While BNA does leave a lot to be desired, the things it does well are on point.
On the downside, the story does not live up to previous Trigger works I have seen, like Kill La Kill or even Little Witch Academia. The characters sometimes have moments where they act strangely out of character, but after the moment passes it is never mentioned. The ass pull at the end is an ass pull, one that I feel like they could have avoided. And at the risk of sounding like saying "I want more!" I feel like the season could have benefited from a few more episodes, cause things happen FAST.
That said, there is a lot right. World building is pretty smooth, minimal exposition dumps. Main and supporting character designs are all on point, even on a lot of the background characters. (Sorry Rufus, there's a new top Mole Rat in fiction.) Music is fun, even if (again) it is not at the same level of previous works. And of course the animations are all stunning. I'm not even sure if I spotted any repeated frames anywhere.
All in all, even if this just an attempt to reel in some furry money I feel it was at least a quality attempt. Though there probably won't be another season, I hope there will be supplementary material, or at least a manga. I tend to judge how much I like something based on if I want to watch it again and I will probably watch it again, if not in the immediate future.
I highly suggest giving it a watch.
Anime Trigger's weakest show so far
I usually enjoy Studio Trigger's shows, but BNA left me mostly cold. To me, the main problem is that it tries to tackle too many real world problems at once (racism, inequality, human and animal trafficking, drug abuse, terrorism, religion and cults' influence on people, unethical science etc.) without really expanding on any of them since the series is a mere 12 episode long, and also half of it is occupied by the usual cool and flashy Trigger fights and battles (plus a comedy episode that feels really out of place with the rest). Also the metaphors don't really work in making Anima City into a parallel to the real world, with the result that it comes off as a dumb anime version of Zootopia.
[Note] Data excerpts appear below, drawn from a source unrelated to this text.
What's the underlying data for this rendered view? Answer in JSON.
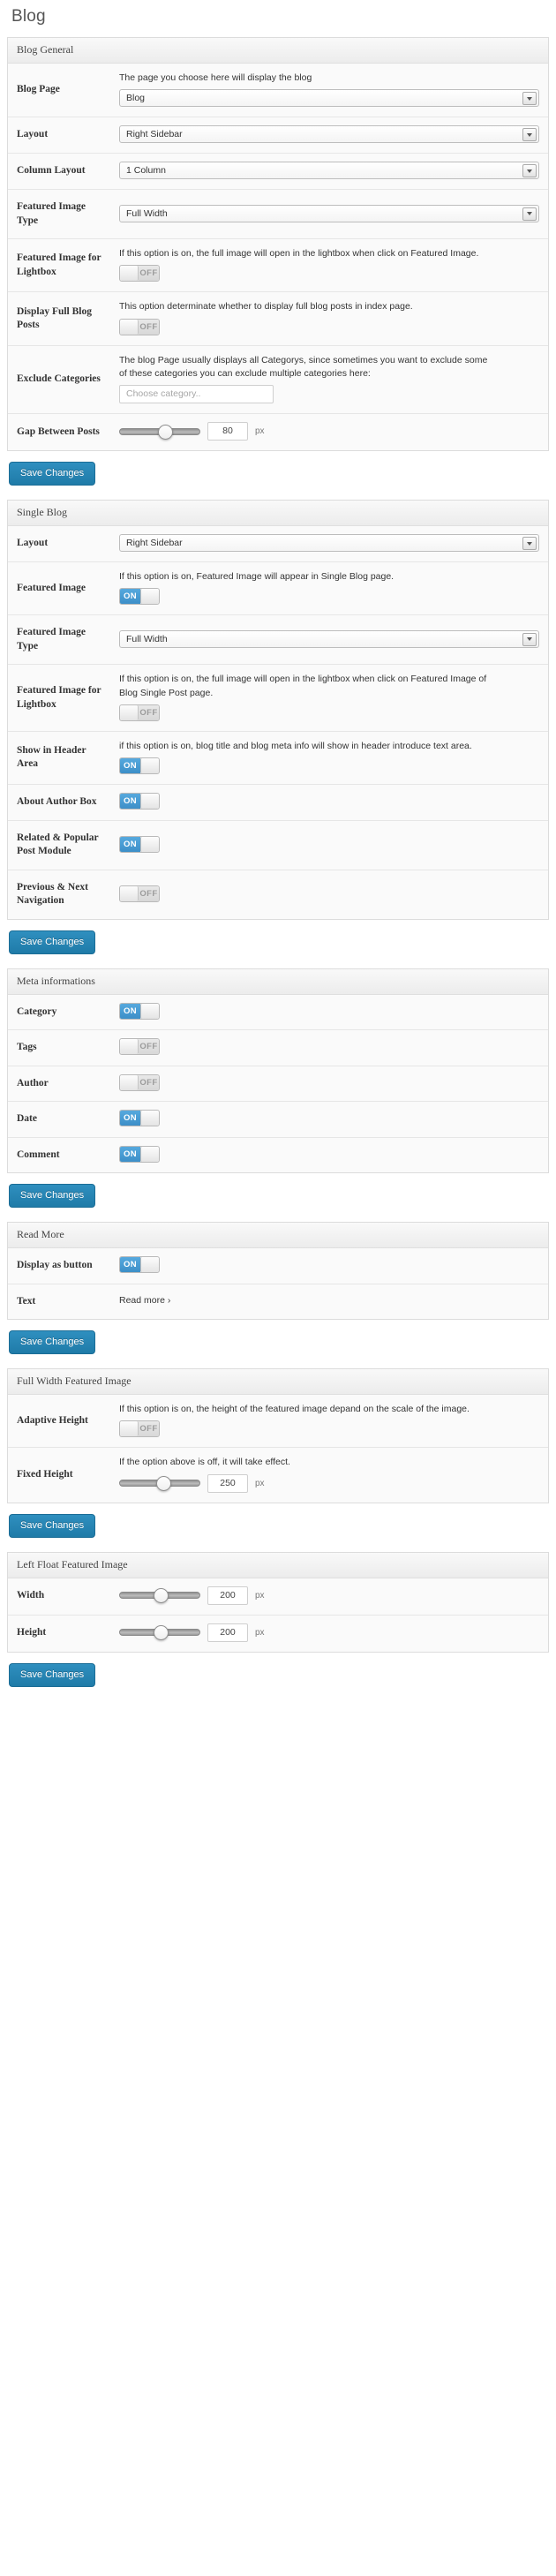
{
  "page": {
    "title": "Blog"
  },
  "save_label": "Save Changes",
  "units": {
    "px": "px"
  },
  "sections": [
    {
      "id": "blog-general",
      "header": "Blog General",
      "rows": [
        {
          "label": "Blog Page",
          "desc": "The page you choose here will display the blog",
          "control": "select",
          "value": "Blog",
          "width": "wide"
        },
        {
          "label": "Layout",
          "desc": "",
          "control": "select",
          "value": "Right Sidebar",
          "width": "narrow"
        },
        {
          "label": "Column Layout",
          "desc": "",
          "control": "select",
          "value": "1 Column",
          "width": "narrow"
        },
        {
          "label": "Featured Image Type",
          "desc": "",
          "control": "select",
          "value": "Full Width",
          "width": "narrow"
        },
        {
          "label": "Featured Image for Lightbox",
          "desc": "If this option is on, the full image will open in the lightbox when click on Featured Image.",
          "control": "toggle",
          "value": "OFF"
        },
        {
          "label": "Display Full Blog Posts",
          "desc": "This option determinate whether to display full blog posts in index page.",
          "control": "toggle",
          "value": "OFF"
        },
        {
          "label": "Exclude Categories",
          "desc": "The blog Page usually displays all Categorys, since sometimes you want to exclude some of these categories you can exclude multiple categories here:",
          "control": "text",
          "value": "",
          "placeholder": "Choose category.."
        },
        {
          "label": "Gap Between Posts",
          "desc": "",
          "control": "slider",
          "value": "80",
          "unit": "px",
          "percent": 48
        }
      ]
    },
    {
      "id": "single-blog",
      "header": "Single Blog",
      "rows": [
        {
          "label": "Layout",
          "desc": "",
          "control": "select",
          "value": "Right Sidebar",
          "width": "narrow"
        },
        {
          "label": "Featured Image",
          "desc": "If this option is on, Featured Image will appear in Single Blog page.",
          "control": "toggle",
          "value": "ON"
        },
        {
          "label": "Featured Image Type",
          "desc": "",
          "control": "select",
          "value": "Full Width",
          "width": "narrow"
        },
        {
          "label": "Featured Image for Lightbox",
          "desc": "If this option is on, the full image will open in the lightbox when click on Featured Image of Blog Single Post page.",
          "control": "toggle",
          "value": "OFF"
        },
        {
          "label": "Show in Header Area",
          "desc": "if this option is on, blog title and blog meta info will show in header introduce text area.",
          "control": "toggle",
          "value": "ON"
        },
        {
          "label": "About Author Box",
          "desc": "",
          "control": "toggle",
          "value": "ON"
        },
        {
          "label": "Related & Popular Post Module",
          "desc": "",
          "control": "toggle",
          "value": "ON"
        },
        {
          "label": "Previous & Next Navigation",
          "desc": "",
          "control": "toggle",
          "value": "OFF"
        }
      ]
    },
    {
      "id": "meta-informations",
      "header": "Meta informations",
      "rows": [
        {
          "label": "Category",
          "desc": "",
          "control": "toggle",
          "value": "ON"
        },
        {
          "label": "Tags",
          "desc": "",
          "control": "toggle",
          "value": "OFF"
        },
        {
          "label": "Author",
          "desc": "",
          "control": "toggle",
          "value": "OFF"
        },
        {
          "label": "Date",
          "desc": "",
          "control": "toggle",
          "value": "ON"
        },
        {
          "label": "Comment",
          "desc": "",
          "control": "toggle",
          "value": "ON"
        }
      ]
    },
    {
      "id": "read-more",
      "header": "Read More",
      "rows": [
        {
          "label": "Display as button",
          "desc": "",
          "control": "toggle",
          "value": "ON"
        },
        {
          "label": "Text",
          "desc": "",
          "control": "static",
          "value": "Read more ›"
        }
      ]
    },
    {
      "id": "full-width-featured-image",
      "header": "Full Width Featured Image",
      "rows": [
        {
          "label": "Adaptive Height",
          "desc": "If this option is on, the height of the featured image depand on the scale of the image.",
          "control": "toggle",
          "value": "OFF"
        },
        {
          "label": "Fixed Height",
          "desc": "If the option above is off, it will take effect.",
          "control": "slider",
          "value": "250",
          "unit": "px",
          "percent": 46
        }
      ]
    },
    {
      "id": "left-float-featured-image",
      "header": "Left Float Featured Image",
      "rows": [
        {
          "label": "Width",
          "desc": "",
          "control": "slider",
          "value": "200",
          "unit": "px",
          "percent": 42
        },
        {
          "label": "Height",
          "desc": "",
          "control": "slider",
          "value": "200",
          "unit": "px",
          "percent": 42
        }
      ]
    }
  ]
}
And the "shocking twist" ending is quite stupid and looks like they just wanted to wrap all the dangling subplots up and call it a day. The characters also are fairly bland and generic, with Michiru being the usual ditzy but plucky and headstrong Trigger tomboy heroine, but without ever having Akko or Ryuko's charm (also she just stops caring about her main goal, turning human again, halfway through the show), Shirou being the typical mysterious brooding loner we've seen a thousand times already, and the Big Bad as the Nazi-esque genocidal whackjob who feels everyone else is beneath them. It's not a terrible anime, the animations and soundtrack are cool as expected of Trigger and it has some nice ideas every now and then, but for the rest it is forgettable and kind of convoluted in parts. With Cyberpunk Edgerunners Trigger has shown that they are able to make a cool-looking show that can deal with serious themes at the same time, so with BNA they probably did not know who the target audience was going to be, dealing with themes that are too serious for kids but in a way that makes it too dumb and unrealistic for adults.